Let us set down the formal terminology (mostly because of shortcut usages, there are variations, even incoherences among authors):
- $A\rightarrow B$ is a proposition in the form of material implication. It is a well-formed formula of propositional calculus. The language of propositional calculus is the object language: Its objects are propositions, we express propositions and their relations through it.
- $\Gamma\vdash A\rightarrow B$ is a sentence in the metalanguage associated with propositional calculus. It states a judgement, that $A\rightarrow B$ is deducible from $\Gamma$. We express judgements about propositions and their relations through the metalanguage.
- $\Gamma\vDash A\rightarrow B$ is, likewise, a sentence in the metalanguage associated with propositional calculus. It states a judgement, that $A\rightarrow B$ is logical consequence of $\Gamma$.
- $\vDash A\rightarrow B\;\Rightarrow\;\vdash A\rightarrow B$ is also a sentence in the metalanguage associated with propositional calculus. It states a judgement, that if $A\rightarrow B$ is a tautology then it is a theorem of propositional calculus, which is a metatheorem.
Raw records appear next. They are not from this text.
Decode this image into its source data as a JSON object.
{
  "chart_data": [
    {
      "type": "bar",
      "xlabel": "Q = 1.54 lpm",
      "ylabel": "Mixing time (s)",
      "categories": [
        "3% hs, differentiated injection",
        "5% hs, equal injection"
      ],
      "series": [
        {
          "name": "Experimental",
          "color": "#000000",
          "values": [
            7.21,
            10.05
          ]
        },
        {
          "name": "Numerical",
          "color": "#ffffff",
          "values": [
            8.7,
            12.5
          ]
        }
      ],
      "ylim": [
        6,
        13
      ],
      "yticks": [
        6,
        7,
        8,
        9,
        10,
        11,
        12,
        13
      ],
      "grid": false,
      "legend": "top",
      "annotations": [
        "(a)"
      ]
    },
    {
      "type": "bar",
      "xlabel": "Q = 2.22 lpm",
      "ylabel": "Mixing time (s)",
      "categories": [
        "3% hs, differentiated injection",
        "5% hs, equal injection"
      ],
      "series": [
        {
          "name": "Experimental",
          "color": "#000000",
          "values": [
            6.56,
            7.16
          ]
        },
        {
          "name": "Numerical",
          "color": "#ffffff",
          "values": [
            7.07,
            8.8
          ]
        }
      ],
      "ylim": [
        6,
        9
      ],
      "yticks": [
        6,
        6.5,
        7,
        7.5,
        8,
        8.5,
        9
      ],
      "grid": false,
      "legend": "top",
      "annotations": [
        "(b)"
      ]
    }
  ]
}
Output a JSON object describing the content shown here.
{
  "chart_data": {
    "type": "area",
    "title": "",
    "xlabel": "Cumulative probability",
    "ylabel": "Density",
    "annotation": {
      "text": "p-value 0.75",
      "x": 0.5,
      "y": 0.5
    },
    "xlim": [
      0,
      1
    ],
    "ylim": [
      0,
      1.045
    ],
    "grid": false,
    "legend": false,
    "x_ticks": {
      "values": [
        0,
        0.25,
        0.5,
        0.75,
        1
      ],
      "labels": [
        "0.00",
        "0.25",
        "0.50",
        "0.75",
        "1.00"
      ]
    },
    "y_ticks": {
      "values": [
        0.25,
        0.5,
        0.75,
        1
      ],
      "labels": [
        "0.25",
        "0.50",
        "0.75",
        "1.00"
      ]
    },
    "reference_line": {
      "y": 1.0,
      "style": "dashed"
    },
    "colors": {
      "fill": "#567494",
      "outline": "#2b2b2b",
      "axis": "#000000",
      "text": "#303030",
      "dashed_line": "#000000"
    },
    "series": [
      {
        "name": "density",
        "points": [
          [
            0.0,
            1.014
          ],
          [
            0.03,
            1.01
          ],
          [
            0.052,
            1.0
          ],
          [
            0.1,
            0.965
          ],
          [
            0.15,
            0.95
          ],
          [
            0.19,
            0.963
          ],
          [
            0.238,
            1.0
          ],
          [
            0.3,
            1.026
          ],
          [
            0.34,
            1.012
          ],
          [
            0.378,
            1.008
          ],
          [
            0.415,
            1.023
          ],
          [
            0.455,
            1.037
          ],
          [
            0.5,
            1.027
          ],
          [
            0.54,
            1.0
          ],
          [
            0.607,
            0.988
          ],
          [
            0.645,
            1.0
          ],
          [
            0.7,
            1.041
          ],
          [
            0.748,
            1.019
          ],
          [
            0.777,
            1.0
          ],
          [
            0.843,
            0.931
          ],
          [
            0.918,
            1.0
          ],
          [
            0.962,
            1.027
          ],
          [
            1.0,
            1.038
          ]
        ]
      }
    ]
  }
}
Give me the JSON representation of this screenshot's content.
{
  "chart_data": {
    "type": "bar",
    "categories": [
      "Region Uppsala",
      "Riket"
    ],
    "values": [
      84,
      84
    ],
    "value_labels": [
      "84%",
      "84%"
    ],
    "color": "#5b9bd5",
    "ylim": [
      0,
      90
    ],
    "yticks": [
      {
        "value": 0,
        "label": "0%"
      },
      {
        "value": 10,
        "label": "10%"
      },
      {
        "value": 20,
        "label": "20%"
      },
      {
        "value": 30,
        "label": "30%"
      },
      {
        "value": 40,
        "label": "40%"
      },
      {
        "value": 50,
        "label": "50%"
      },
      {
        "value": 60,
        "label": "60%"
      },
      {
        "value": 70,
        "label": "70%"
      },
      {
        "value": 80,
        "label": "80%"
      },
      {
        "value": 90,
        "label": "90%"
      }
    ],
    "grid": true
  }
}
Ascending to a higher level language (metalanguage) is an almost indispensable method; thereby we are able to state generalisations that otherwise (unless an alternative method is found) would not be possible. Examples are abundant, any general thesis about a system that contains infinitely many axioms (Peano Arithmetic, ZFC, . . .) cannot be stated by any finite sentence.
In Logical Syntax of Language, Rudolf Carnap makes a distinction between material and formal modes of speech. In the material mode, we talk mainly about the world, extra-linguistic reality; in the formal mode, we talk about the language that describes the world. Roughly speaking, Carnap's material mode of speech corresponds to the object language and formal mode to the metalanguage in the present context.
Thus, "$\omega$ is the first transfinite ordinal number" is a description in material mode; and "'$\omega$' is a name that belongs to the domain of numbers" is a formal specification.
Quine takes on Carnap's distinction and adds an ontological concern to it: Moving up the hierarchy of languages, we also move away from the talk about factuality, the objects and their relations we are empirically familiar to the talk that purports to refer to them in such a way as Bertrand Russell has said in Mysticism and Logic and Other Essays about mathematics: ". . . in which we never know what we are talking about, nor whether what we are saying is true."
Beside the usefulness of metalinguistic discourse mentioned above, Quine points out in Word and Object that semantic ascent is widespread device we come across under various appearances:
The strategy [of semantic ascent] is one of ascending to a common part
of two fundamentally disparate conceptual schemes [compare to
proof-theoretic and model-theoretic views of logical consequence], the
better to discuss the disparate foundations. No wonder it helps in
But it also figures in the natural sciences. Einstein's theory of
relativity was accepted in consequence not just of reflections on
time, light, headlong bodies, and the perturbations of Mercury, but of
reflections also on the theory itself, as discourse, and its
simplicity in comparison with alternative theories. Its departure from
classical conceptions of absolute time and length is too radical to be
efficiently debated at the level of object talk unaided by semantic
Formally, we can multiply the linguistic/theoretic meta-levels just as we can multiply the dimensions of a vector space. This poses a dilemma to us: While the ascent is a useful method, strategy, tool, it distances us from the realm where our primary concerns, in fact, reside. On the other hand, without it, we cannot get off the ground. Given the stage of the development of matters, a reconciliatory principle, if not its unfolding ways, can be that we may push on till the level up to which our generalisations keep meaningful and our abstractions keep truthful.